Mike Schur has finally explained what was happening in that Good Place finale

The end of The Good Place’s excellent second season wasn’t exactly confusing in a Mr. Robot or Westworld sort of way, but some aspects of it were still left a little vague. Thankfully, series creator Mike Schur has arrived to answer whatever questions you may still have, sitting down with Rolling Stone for a breakdown of “Jake Jortles,” Chidi’s American accent, and where exactly everybody ended up in the final twist. Of course, it’s been a few months, so here’s a refresher: The end of the season had Michael pitching a final test for Eleanor and the rest of the Good Place crew, which turned out to involve sending them back to their lives pre-Good Place for another shot at being good people.

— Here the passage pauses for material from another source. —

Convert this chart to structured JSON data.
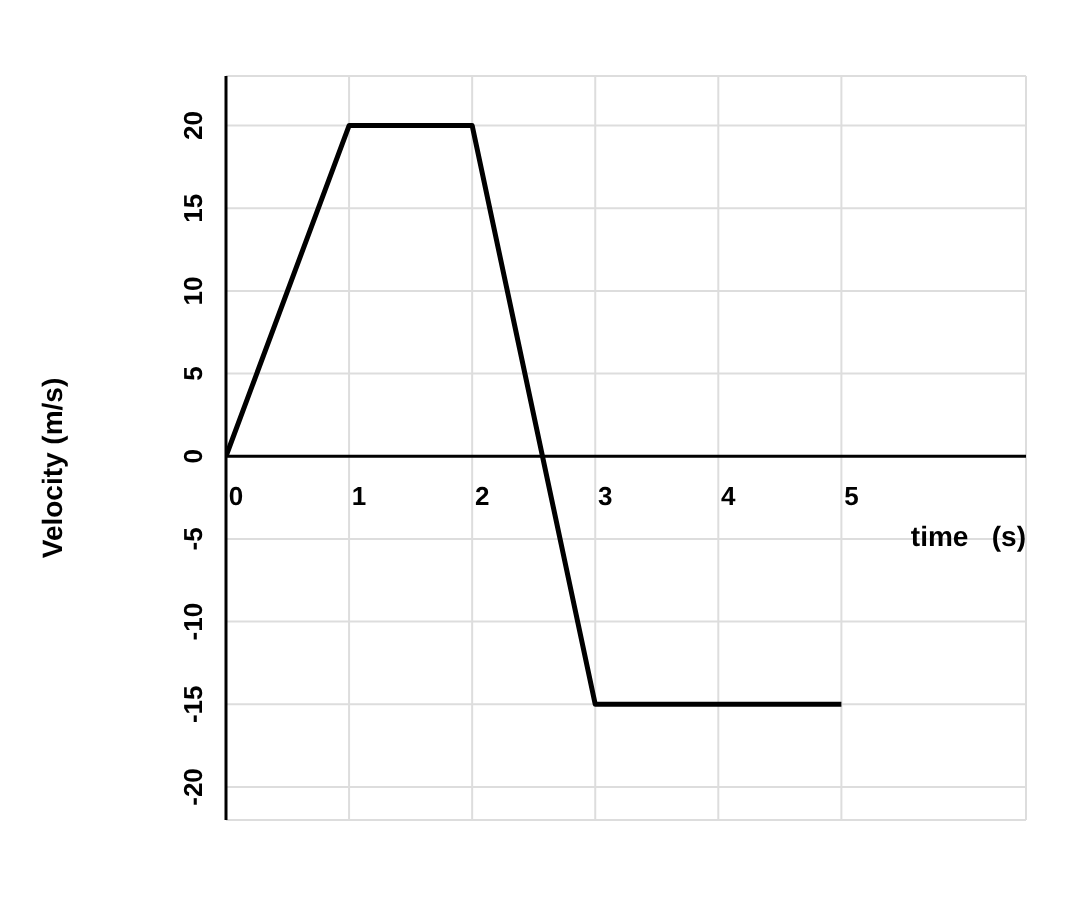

One thing that viewers were confused by, though, was whether or not this was another “simulation” like everything that happened in the phony “Good Place” Michael had initially designed. Schur tells Rolling Stone that it’s not another simulation, noting that they’re “straight-up back on Earth, in a new timeline where they didn’t die.” That was implied by the show, but Schur thought it would be a good idea to just “flatly state” that the second season ended in an actual alternate reality, not just another fake world.

Another thing that puzzled fans was a short moment in the finale in which Eleanor saw a YouTube video of Chidi—now alive again in the alternate reality—speaking English with an American accent even though the pilot established that he speaks French. The language stuff was initially waved away as part of the magic of Michael’s phony Good Place, but with Chidi back in the real world, it didn’t seem to make any sense for him to be speaking English. Schur says they had initially tried something different for the finale, with William Jackson Harper speaking “pan-African accented English,” but in the end Schur decided that it would just be easier for the audience to accept hearing him the way they’re used to hearing him. That being said, the next season will have some kind of explanation for his accent.

Lastly, Schur touched on one of the most important parts of The Good Place: Jason’s obsession with Blake Bortles. He told Rolling Stone that it was sort of an inside joke for the cast and crew that just kept growing and getting weirder, until it ended up with Jason yelling things like “Jake Jortles” and “portals.” He also says that the show had a plan in place for if the Jaguars had somehow managed to win the Super Bowl last season—something the show definitively noted would never happen—but he won’t say what it was because “a modified version” will pop up in the show’s next season.